After a few minutes of sitting with the woman, watching some prime-time soap opera, she got up and went outside.
She could see the graveyard just through the trees. The way the streaks of moonlight shined across the graves. It was a dark beauty that she adored. She’d walked among the headstones when they first arrived. As with every graveyard she visited, ever since she was a little girl, she wondered if any of their kind might be buried within.
They were good at keeping secrets, maybe not from one another, but from others. You learn to be great at something when your livelihood depends upon it.
She paused at the steps, wo
ndering if Gabriel was near, or if he was hunting again.
She decided she didn’t want to know, either way.
* * *
Rocky unfastened the straps on his back brace. His body beneath the pads and harder contours exhaled in response. The air felt cool hitting the sweaty, white tank top he wore under the contraption. He tossed the brace to the end of his bed, pulled the soaked shirt off, and tossed it to the hamper across the room. Summer was wonderful for a bevy of reasons, but it was hell on his particular predicament. The heat made him sweat like crazy, irritating his skin beneath the brace. And while everyone else in town was roaming the beach and the square shirtless, soaking in the sun, he had the tank top, the brace, and a t-shirt to boot.

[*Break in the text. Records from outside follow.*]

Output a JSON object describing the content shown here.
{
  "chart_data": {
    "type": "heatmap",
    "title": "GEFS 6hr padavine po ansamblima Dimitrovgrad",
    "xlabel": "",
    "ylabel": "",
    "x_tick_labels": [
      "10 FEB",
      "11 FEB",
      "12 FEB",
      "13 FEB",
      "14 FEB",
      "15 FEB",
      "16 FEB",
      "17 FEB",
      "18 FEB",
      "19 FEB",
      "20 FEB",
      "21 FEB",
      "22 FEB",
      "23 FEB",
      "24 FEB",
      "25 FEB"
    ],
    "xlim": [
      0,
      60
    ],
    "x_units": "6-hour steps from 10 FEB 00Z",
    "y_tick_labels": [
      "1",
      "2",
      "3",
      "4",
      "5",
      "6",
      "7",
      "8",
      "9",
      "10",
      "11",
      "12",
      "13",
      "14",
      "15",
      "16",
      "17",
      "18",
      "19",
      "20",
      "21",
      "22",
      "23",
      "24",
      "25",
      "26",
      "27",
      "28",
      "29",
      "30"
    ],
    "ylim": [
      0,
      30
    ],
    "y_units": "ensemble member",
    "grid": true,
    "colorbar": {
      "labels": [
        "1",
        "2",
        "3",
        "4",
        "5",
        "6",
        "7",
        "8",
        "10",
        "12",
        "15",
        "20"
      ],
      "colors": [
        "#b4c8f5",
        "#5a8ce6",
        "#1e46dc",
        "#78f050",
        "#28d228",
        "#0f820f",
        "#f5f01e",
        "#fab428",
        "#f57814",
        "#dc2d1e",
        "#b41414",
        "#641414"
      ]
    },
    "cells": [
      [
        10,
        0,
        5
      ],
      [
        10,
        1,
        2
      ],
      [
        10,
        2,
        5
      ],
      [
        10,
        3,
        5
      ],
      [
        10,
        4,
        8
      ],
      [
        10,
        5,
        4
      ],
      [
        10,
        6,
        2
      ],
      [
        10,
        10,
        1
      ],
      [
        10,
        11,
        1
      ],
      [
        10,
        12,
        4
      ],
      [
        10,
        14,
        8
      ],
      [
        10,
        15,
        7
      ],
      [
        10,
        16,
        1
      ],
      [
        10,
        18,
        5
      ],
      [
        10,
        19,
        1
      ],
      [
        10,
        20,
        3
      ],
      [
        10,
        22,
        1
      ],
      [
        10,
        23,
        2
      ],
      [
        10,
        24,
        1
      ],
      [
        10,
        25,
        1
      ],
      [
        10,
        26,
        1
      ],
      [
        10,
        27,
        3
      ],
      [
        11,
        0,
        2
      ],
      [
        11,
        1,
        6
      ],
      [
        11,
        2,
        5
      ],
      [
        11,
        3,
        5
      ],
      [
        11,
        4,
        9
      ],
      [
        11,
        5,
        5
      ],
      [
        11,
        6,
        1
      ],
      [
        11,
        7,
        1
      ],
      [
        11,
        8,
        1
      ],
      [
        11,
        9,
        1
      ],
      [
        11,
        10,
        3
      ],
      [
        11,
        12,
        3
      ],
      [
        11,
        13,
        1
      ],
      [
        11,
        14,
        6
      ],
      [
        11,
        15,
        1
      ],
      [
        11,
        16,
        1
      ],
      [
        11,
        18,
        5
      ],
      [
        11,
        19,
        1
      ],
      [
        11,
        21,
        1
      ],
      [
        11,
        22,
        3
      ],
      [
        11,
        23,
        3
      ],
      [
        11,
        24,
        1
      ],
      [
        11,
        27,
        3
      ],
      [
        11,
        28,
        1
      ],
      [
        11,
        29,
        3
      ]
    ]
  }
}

He was only supposed to be out of the brace for an hour. He needed to take a shower and he was supposed to do some exercises to strengthen his core, but right now, he didn’t want to do either. He grabbed his Walkman and put on his headphones. He opened his little brown suitcase of cassettes and found the newest one. Julie had given the few extra bucks he’d needed to get The Final Countdown by Europe. It had a bunch of great songs on it, the title track had made him and everyone else have to have it, but he was a sucker for a good love song. Call him a hopeless romantic. His favourite track from the tape was called ‘Carrie’. Their singer, Joey Tempest, was great, and the guitar player, man, the solo in this song sang almost just as good. Rocky lay back, kicked his brace from the bed and cranked the song up.
He rewound and listened to it twice before his door opened.
“Hey sweetie,” his mother said. His father appeared beside her.
He took the headphones off.
“Hey,” he said.
“Did you do your exercises?” she asked.
“Not yet.”
“Make sure you do, buddy,” his dad added. “Did you get pizza?”
“Yeah. How was your date?”
“Well, it started out great, then your mother made me watch some chick flick.”
“Dale,” she said, slapping his arm. “You liked it. I heard you laugh.”
“Hey, I’ve been playing this game long enough. I know what I gotta do if I want to get lucky.”